Der Zug ist verspätet, und auf dem Mini-Bahnhof gibt es nur ein Plakat mit einer Hotline. Dieses Szenario ist gar nicht selten in Deutschland. Das muss sich ändern, hat ein Gericht entschieden.

Die Bahn muss 1900 ihrer bundesweit 5500 Bahnhöfe und Haltepunkte mit elektronischen Hinweistafeln oder Lautsprecheranlagen nachrüsten. Dies geht aus einem Urteil des Kölner Verwaltungsgerichts hervor, das das Eisenbahnbundesamt als staatliche Aufsichtsbehörde gegen die Bahn erstritten hat. Ein Bahn-Sprecher bestätigte der Nachrichtenagentur DPA einen entsprechenden Bericht der Zeitungen der WAZ-Mediengruppe.

Laut Urteil (Az.: 18 K 4907/11) ist die Bahn verpflichtet, auf allen Bahnhöfen und selbst auf Kleinststationen wartende Fahrgäste über Zugausfälle und Verspätungen "aktiv" zu informieren. Es reiche nicht aus, wenn Plakate auf Nummern von Info-Telefonen hinweisen würden.

Ahnungslos in Schleswig-Holstein

Stein des Anstoßes war nach Angaben der "WAZ" die Ausstattungen von zwei Stationen in Schleswig-Holstein. Die Behörde habe sich 2010 bei einer Prüfung der Bahnhöfe Lensahn in Ostholstein und Großenbrode an der äußersten Spitze der Lübecker Bucht an der mangelhaften Ausstattung mit den Informationssystemen gestört. Anschließend habe das Eisenbahnbundesamt die Prüfung auf die ganze Republik ausgeweitet.
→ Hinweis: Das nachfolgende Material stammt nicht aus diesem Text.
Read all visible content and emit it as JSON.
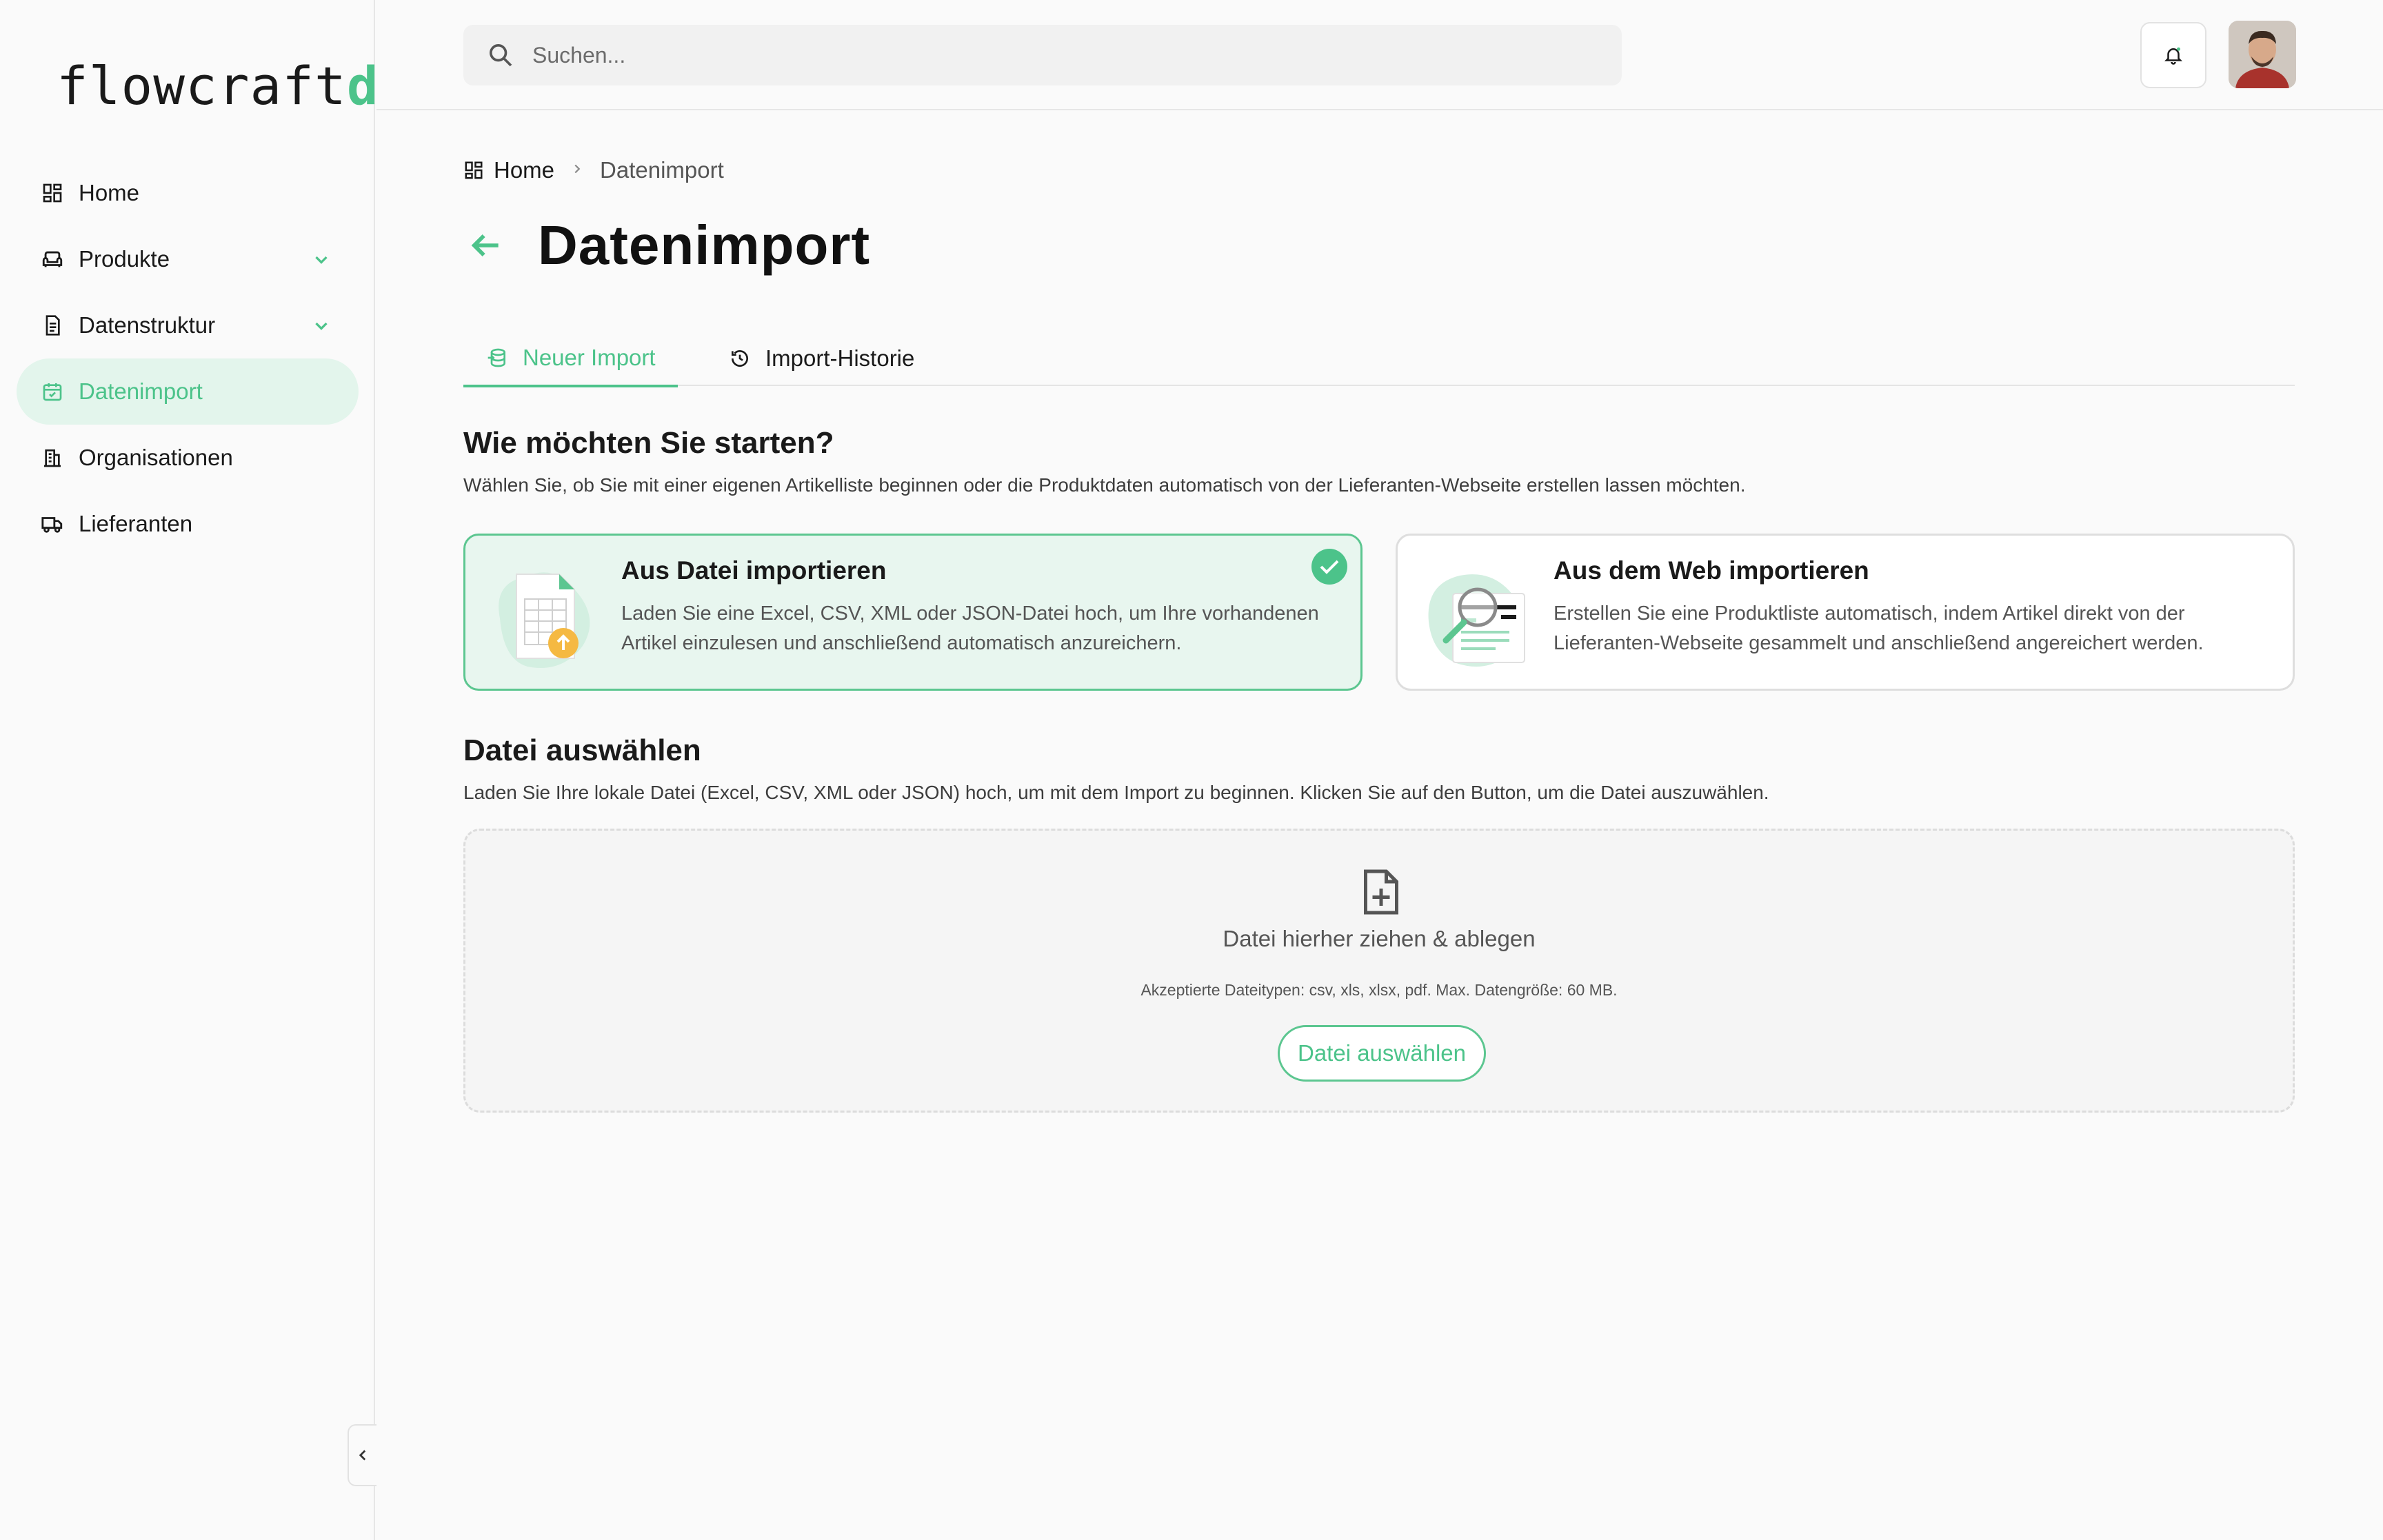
{
  "brand": {
    "logo_text": "flowcraft",
    "logo_accent": "db",
    "accent_color": "#4cc38a"
  },
  "sidebar": {
    "items": [
      {
        "label": "Home",
        "icon": "dashboard-icon"
      },
      {
        "label": "Produkte",
        "icon": "sofa-icon",
        "expandable": true
      },
      {
        "label": "Datenstruktur",
        "icon": "document-icon",
        "expandable": true
      },
      {
        "label": "Datenimport",
        "icon": "calendar-import-icon",
        "active": true
      },
      {
        "label": "Organisationen",
        "icon": "building-icon"
      },
      {
        "label": "Lieferanten",
        "icon": "truck-icon"
      }
    ],
    "collapse_icon": "chevron-left-icon"
  },
  "header": {
    "search_placeholder": "Suchen...",
    "notification_icon": "bell-icon",
    "avatar": "user-avatar"
  },
  "breadcrumb": {
    "home": "Home",
    "current": "Datenimport"
  },
  "page": {
    "title": "Datenimport"
  },
  "tabs": [
    {
      "label": "Neuer Import",
      "icon": "database-import-icon",
      "active": true
    },
    {
      "label": "Import-Historie",
      "icon": "history-icon",
      "active": false
    }
  ],
  "start_section": {
    "title": "Wie möchten Sie starten?",
    "subtitle": "Wählen Sie, ob Sie mit einer eigenen Artikelliste beginnen oder die Produktdaten automatisch von der Lieferanten-Webseite erstellen lassen möchten."
  },
  "options": [
    {
      "title": "Aus Datei importieren",
      "description": "Laden Sie eine Excel, CSV, XML oder JSON-Datei hoch, um Ihre vorhandenen Artikel einzulesen und anschließend automatisch anzureichern.",
      "selected": true
    },
    {
      "title": "Aus dem Web importieren",
      "description": "Erstellen Sie eine Produktliste automatisch, indem Artikel direkt von der Lieferanten-Webseite gesammelt und anschließend angereichert werden.",
      "selected": false
    }
  ],
  "file_section": {
    "title": "Datei auswählen",
    "subtitle": "Laden Sie Ihre lokale Datei (Excel, CSV, XML oder JSON) hoch, um mit dem Import zu beginnen. Klicken Sie auf den Button, um die Datei auszuwählen.",
    "drop_text": "Datei hierher ziehen & ablegen",
    "accepted_types": "Akzeptierte Dateitypen: csv, xls, xlsx, pdf. Max. Datengröße: 60 MB.",
    "button_label": "Datei auswählen"
  }
}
Dabei trat dann gleich eine Reihe von Missständen zu Tage: Das Eisenbahnbundesamt fand heraus, dass die Bahn an einem Drittel ihrer Stationen die Fahrgäste unzureichend informiert. Zunächst hatte sich das Unternehmen geweigert, einer entsprechenden Weisung des Bundesamtes nachzukommen. Die Behörde klagte deshalb.

Bahn wehrt sich aber gegen Teile der Entscheidung

Das Staatsunternehmen werde der Gerichtsentscheidung im Wesentlichen folgen, sagte ein Sprecher. Nicht akzeptieren werde die Bahn allerdings die Forderung, auch Haltepunkte mit weniger als 100 Ein- und Aussteigern am Tag nachzurüsten. Dagegen will das Unternehmen juristisch in die nächste Instanz gehen. Auch bei Eisenbahnbundesamt hieß es auf Anfrage von stern.de: "Wir gehen davon aus, dass es ein laufendes Verfahren ist."
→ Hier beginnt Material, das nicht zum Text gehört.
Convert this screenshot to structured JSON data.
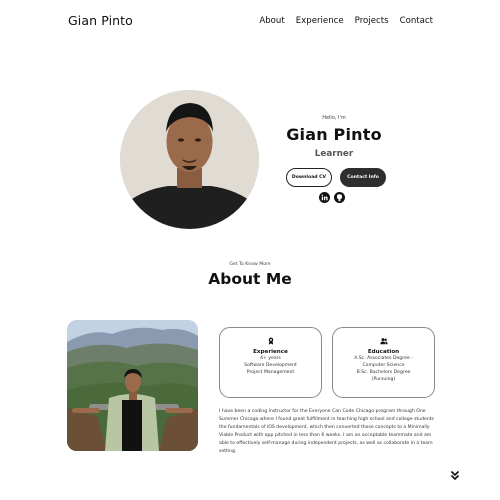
{
  "nav": {
    "logo": "Gian Pinto",
    "links": [
      "About",
      "Experience",
      "Projects",
      "Contact"
    ]
  },
  "hero": {
    "greeting": "Hello, I'm",
    "name": "Gian Pinto",
    "role": "Learner",
    "download_cv": "Download CV",
    "contact_info": "Contact Info",
    "socials": [
      "linkedin-icon",
      "github-icon"
    ]
  },
  "about": {
    "subtitle": "Get To Know More",
    "title": "About Me",
    "experience": {
      "icon": "award-icon",
      "title": "Experience",
      "lines": [
        "4+ years",
        "Software Development",
        "Project Management"
      ]
    },
    "education": {
      "icon": "users-icon",
      "title": "Education",
      "lines": [
        "A.Sc. Associates Degree -",
        "Computer Science",
        "B.Sc. Bachelors Degree",
        "(Pursuing)"
      ]
    },
    "paragraph": "I have been a coding instructor for the Everyone Can Code Chicago program through One Summer Chicago where I found great fulfillment in teaching high school and college students the fundamentals of iOS development, which then converted those concepts to a Minimally Viable Product with app pitched in less than 6 weeks. I am an acceptable teammate and am able to effectively self-manage during independent projects, as well as collaborate in a team setting."
  },
  "scroll_icon": "chevrons-down-icon"
}
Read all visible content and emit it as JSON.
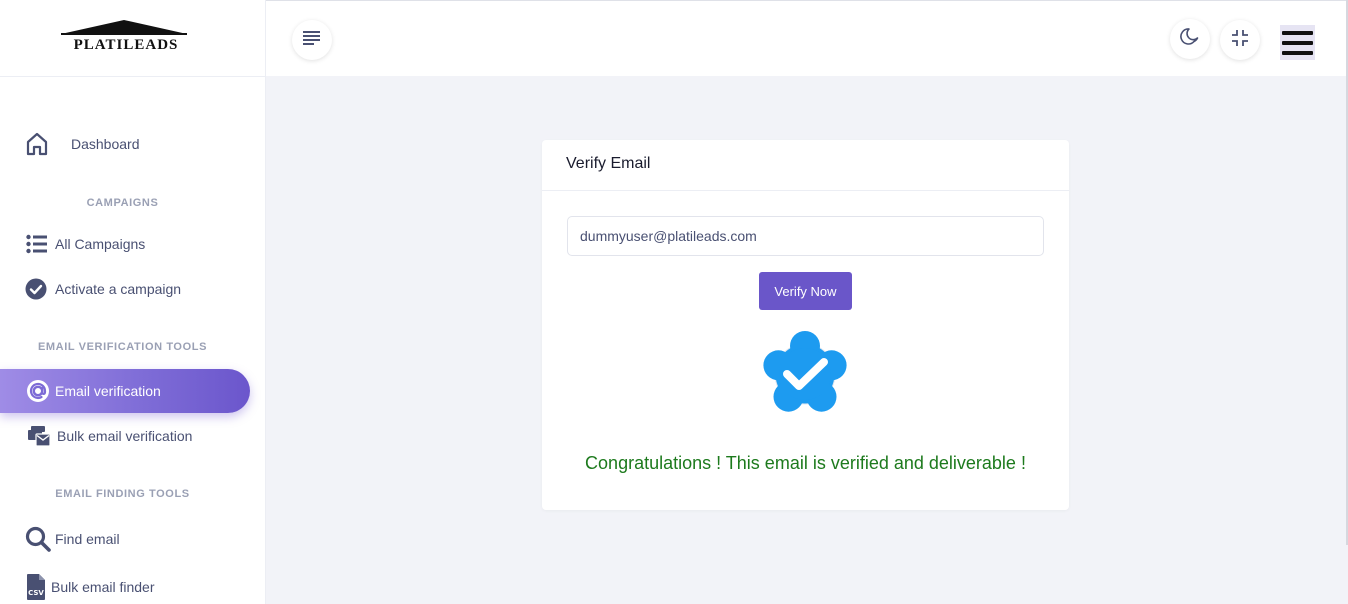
{
  "brand": {
    "logo_text": "PLATILEADS"
  },
  "sidebar": {
    "dashboard": {
      "label": "Dashboard",
      "icon": "home-icon"
    },
    "sections": {
      "campaigns": "CAMPAIGNS",
      "email_verification_tools": "EMAIL VERIFICATION TOOLS",
      "email_finding_tools": "EMAIL FINDING TOOLS"
    },
    "items": {
      "all_campaigns": {
        "label": "All Campaigns",
        "icon": "list-icon"
      },
      "activate_campaign": {
        "label": "Activate a campaign",
        "icon": "check-circle-icon"
      },
      "email_verification": {
        "label": "Email verification",
        "icon": "at-sign-icon",
        "active": true
      },
      "bulk_email_verification": {
        "label": "Bulk email verification",
        "icon": "mail-bulk-icon"
      },
      "find_email": {
        "label": "Find email",
        "icon": "search-icon"
      },
      "bulk_email_finder": {
        "label": "Bulk email finder",
        "icon": "csv-file-icon"
      }
    }
  },
  "topbar": {
    "menu_toggle": "menu-lines-icon",
    "dark_mode": "moon-icon",
    "fullscreen": "compress-icon",
    "hamburger": "hamburger-icon"
  },
  "card": {
    "title": "Verify Email",
    "email_value": "dummyuser@platileads.com",
    "verify_button": "Verify Now",
    "badge_icon": "verified-badge-icon",
    "success_message": "Congratulations ! This email is verified and deliverable !"
  },
  "colors": {
    "accent": "#6a56c9",
    "success_text": "#1d7a1d",
    "badge_blue": "#1d9bf0",
    "background": "#f2f3f8"
  }
}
Die Deutsche Bahn strebe eine zweitinstanzliche Klärung darüber an, ob eine Ausstattung mit den sogenannten Schriftanzeigern mit integriertem Lautsprecher wirtschaftlich angemessen sei, sagte der Bahn-Sprecher der DPA. Dies betreffe aber nur einen "Bruchteil" der 1900 Stationen und Haltepunkte. Im bevölkerungsreichsten Bundesland Nordrhein-Westfalen etwa gebe es solche kleinen Stationen nicht. In NRW - Heimat der "WAZ" - plane die Bahn entsprechend die Ausstattung aller rund 650 Bahnhöfe und Haltepunkte mit solchen Geräten.